Não bastando isso, também existe prova da existência de uma tal Dona Maria Joanes Sanches, como se pode ainda hoje ver na lápide tumular que se encontra no pavimento da Capela de Santa Isabel, a terceira do lado esquerdo da nave da Igreja de Santa Maria.

Tanto quanto pude averiguar, para o que foi preciosa a consulta feita à “Imagens de Clarissa-a-Velha – uma perspectiva histórica”, do Prof. Dr. António Maria Senna, nada se sabe do casamento de João Ruiz Arrais com Maria Joanes Sanches, mas consta que ocorreu e que terão tido descendência, da qual se perdeu rasto e memória.

A partir daqui, já só me chegaram os perfumes da lenda que conta que João Ruiz Arrais terá partido, ao serviço do seu príncipe, para longes terras e nelas pelejado durante largo tempo, deixando Maria Joanes Sanches em grande aflição e com três filhas, sem que houvesse dia em que não lançasse os olhos ao rio Guadil, a ver se o via chegar.

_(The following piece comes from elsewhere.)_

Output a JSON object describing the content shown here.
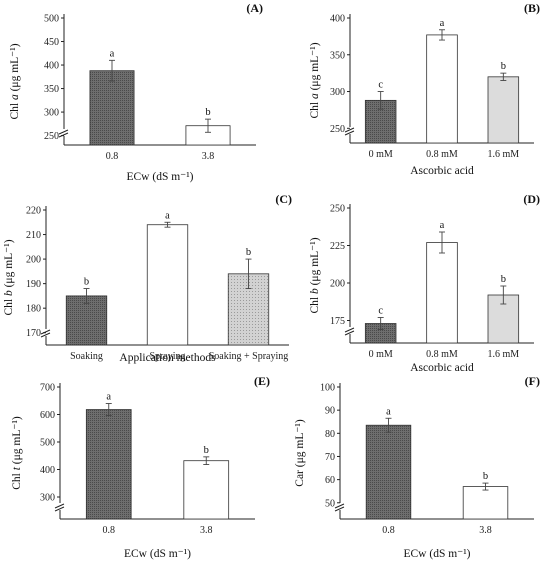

Com a vida debruada a angústias e ansiedades, os cabelos tinham-lhe encanecido, ainda que mantivesse a grácil figura e a beleza do rosto. Qual Penélope, ocupava as mãos com tecidos e bordados e a cabeça com leituras, ainda que o olhar todas as tardes se lhe escapasse para o rio. Mas o tempo já lhe esgotava a alma e a Maria cada vez mais se convencia que, certamente, estaria viúva.

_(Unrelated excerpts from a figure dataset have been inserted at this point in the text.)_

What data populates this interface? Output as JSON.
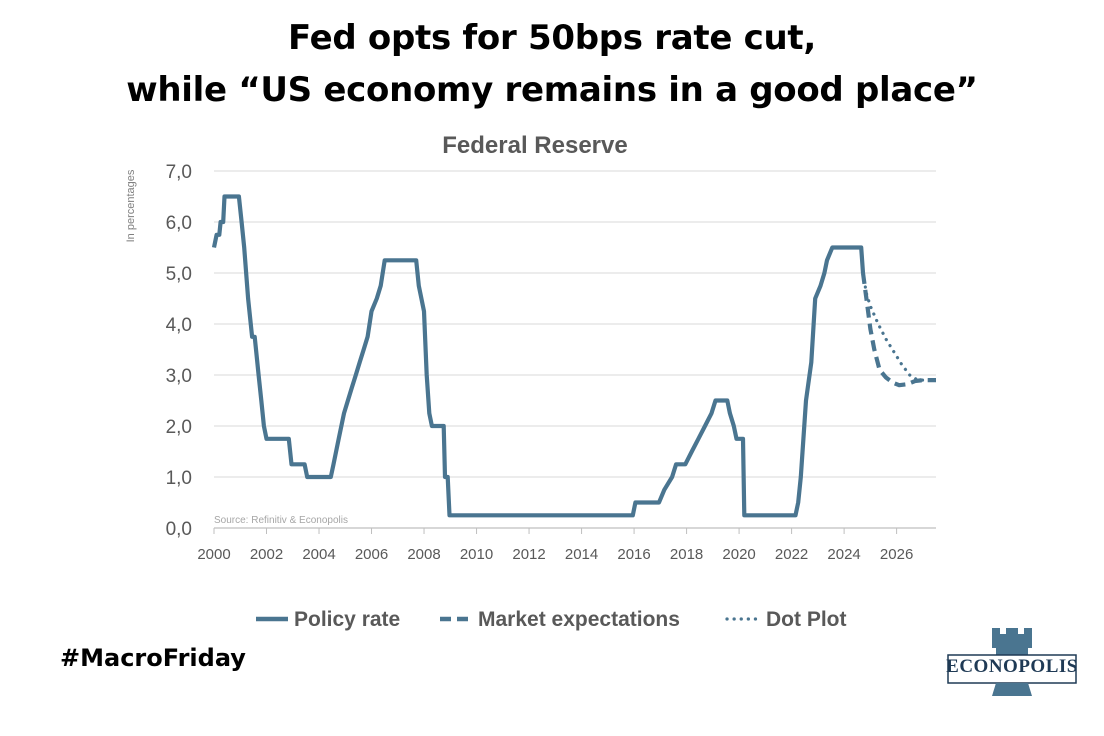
{
  "headline": {
    "line1": "Fed opts for 50bps rate cut,",
    "line2": "while “US economy remains in a good place”"
  },
  "hashtag": "#MacroFriday",
  "logo": {
    "text": "ECONOPOLIS",
    "icon": "castle-tower-icon"
  },
  "colors": {
    "series": "#4a7590",
    "grid": "#d9d9d9",
    "text": "#595959",
    "source": "#a6a6a6"
  },
  "chart_data": {
    "type": "line",
    "title": "Federal Reserve",
    "ylabel": "In percentages",
    "xlabel": "",
    "source_note": "Source: Refinitiv  & Econopolis",
    "xlim": [
      2000,
      2027.5
    ],
    "ylim": [
      0,
      7
    ],
    "grid": true,
    "legend_position": "bottom",
    "x_ticks": [
      2000,
      2002,
      2004,
      2006,
      2008,
      2010,
      2012,
      2014,
      2016,
      2018,
      2020,
      2022,
      2024,
      2026
    ],
    "y_ticks": [
      {
        "value": 0,
        "label": "0,0"
      },
      {
        "value": 1,
        "label": "1,0"
      },
      {
        "value": 2,
        "label": "2,0"
      },
      {
        "value": 3,
        "label": "3,0"
      },
      {
        "value": 4,
        "label": "4,0"
      },
      {
        "value": 5,
        "label": "5,0"
      },
      {
        "value": 6,
        "label": "6,0"
      },
      {
        "value": 7,
        "label": "7,0"
      }
    ],
    "series": [
      {
        "name": "Policy rate",
        "style": "solid",
        "points": [
          [
            2000.0,
            5.5
          ],
          [
            2000.1,
            5.75
          ],
          [
            2000.2,
            5.75
          ],
          [
            2000.25,
            6.0
          ],
          [
            2000.35,
            6.0
          ],
          [
            2000.4,
            6.5
          ],
          [
            2000.95,
            6.5
          ],
          [
            2001.05,
            6.0
          ],
          [
            2001.15,
            5.5
          ],
          [
            2001.3,
            4.5
          ],
          [
            2001.45,
            3.75
          ],
          [
            2001.55,
            3.75
          ],
          [
            2001.7,
            3.0
          ],
          [
            2001.8,
            2.5
          ],
          [
            2001.9,
            2.0
          ],
          [
            2002.0,
            1.75
          ],
          [
            2002.85,
            1.75
          ],
          [
            2002.95,
            1.25
          ],
          [
            2003.45,
            1.25
          ],
          [
            2003.55,
            1.0
          ],
          [
            2004.45,
            1.0
          ],
          [
            2004.55,
            1.25
          ],
          [
            2004.65,
            1.5
          ],
          [
            2004.75,
            1.75
          ],
          [
            2004.95,
            2.25
          ],
          [
            2005.1,
            2.5
          ],
          [
            2005.25,
            2.75
          ],
          [
            2005.4,
            3.0
          ],
          [
            2005.55,
            3.25
          ],
          [
            2005.7,
            3.5
          ],
          [
            2005.85,
            3.75
          ],
          [
            2006.0,
            4.25
          ],
          [
            2006.2,
            4.5
          ],
          [
            2006.35,
            4.75
          ],
          [
            2006.5,
            5.25
          ],
          [
            2007.7,
            5.25
          ],
          [
            2007.8,
            4.75
          ],
          [
            2007.9,
            4.5
          ],
          [
            2008.0,
            4.25
          ],
          [
            2008.1,
            3.0
          ],
          [
            2008.2,
            2.25
          ],
          [
            2008.3,
            2.0
          ],
          [
            2008.75,
            2.0
          ],
          [
            2008.8,
            1.0
          ],
          [
            2008.9,
            1.0
          ],
          [
            2008.97,
            0.25
          ],
          [
            2015.95,
            0.25
          ],
          [
            2016.05,
            0.5
          ],
          [
            2016.95,
            0.5
          ],
          [
            2017.15,
            0.75
          ],
          [
            2017.45,
            1.0
          ],
          [
            2017.6,
            1.25
          ],
          [
            2017.95,
            1.25
          ],
          [
            2018.2,
            1.5
          ],
          [
            2018.45,
            1.75
          ],
          [
            2018.7,
            2.0
          ],
          [
            2018.95,
            2.25
          ],
          [
            2019.1,
            2.5
          ],
          [
            2019.55,
            2.5
          ],
          [
            2019.65,
            2.25
          ],
          [
            2019.8,
            2.0
          ],
          [
            2019.9,
            1.75
          ],
          [
            2020.15,
            1.75
          ],
          [
            2020.2,
            0.25
          ],
          [
            2022.15,
            0.25
          ],
          [
            2022.25,
            0.5
          ],
          [
            2022.35,
            1.0
          ],
          [
            2022.45,
            1.75
          ],
          [
            2022.55,
            2.5
          ],
          [
            2022.75,
            3.25
          ],
          [
            2022.9,
            4.5
          ],
          [
            2023.1,
            4.75
          ],
          [
            2023.25,
            5.0
          ],
          [
            2023.35,
            5.25
          ],
          [
            2023.55,
            5.5
          ],
          [
            2024.65,
            5.5
          ],
          [
            2024.72,
            5.0
          ]
        ]
      },
      {
        "name": "Market expectations",
        "style": "dashed",
        "points": [
          [
            2024.72,
            5.0
          ],
          [
            2024.85,
            4.5
          ],
          [
            2025.0,
            3.9
          ],
          [
            2025.15,
            3.5
          ],
          [
            2025.35,
            3.1
          ],
          [
            2025.6,
            2.95
          ],
          [
            2025.85,
            2.85
          ],
          [
            2026.1,
            2.8
          ],
          [
            2026.4,
            2.82
          ],
          [
            2026.7,
            2.88
          ],
          [
            2027.0,
            2.9
          ],
          [
            2027.5,
            2.9
          ]
        ]
      },
      {
        "name": "Dot Plot",
        "style": "dotted",
        "points": [
          [
            2024.72,
            5.0
          ],
          [
            2024.85,
            4.6
          ],
          [
            2025.0,
            4.35
          ],
          [
            2025.3,
            4.0
          ],
          [
            2025.6,
            3.7
          ],
          [
            2025.9,
            3.45
          ],
          [
            2026.2,
            3.2
          ],
          [
            2026.5,
            3.0
          ],
          [
            2026.8,
            2.9
          ],
          [
            2027.1,
            2.9
          ],
          [
            2027.5,
            2.9
          ]
        ]
      }
    ]
  }
}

Passados muitos anos, aos olhos lhe chegou o sobressalto e viu aproximar-se um cavaleiro de belo porte, a quem decidiu perguntar se saberia do seu marido. Com grandes ambiguidades, ele lá lhe foi respondendo que talvez sim, mas que a resposta teria preço. Em desespero por tamanha maldade perante tamanha esperança, Maria foi oferecendo dinheiro e outros bens, mas o cavaleiro tudo rejeitava. Só a aceitaria a ela como resgate da sua resposta. Ao ver-se assim aviltada, Maria Joanes Sanches bradou por ajuda e foi nesse momento que João Ruiz Arrais se deu a conhecer, pedindo-lhe para ver a outra metade do anel que sempre trazia.

A lenda entrou no repertório popular com as resenhas mais variadas, sendo recolhida e burilada por Almeida Garrett que a incluiu no “Romanceiro”, com o título de “A Bela Infanta”.

Eu, por mim, estou em crer que nasceu aqui.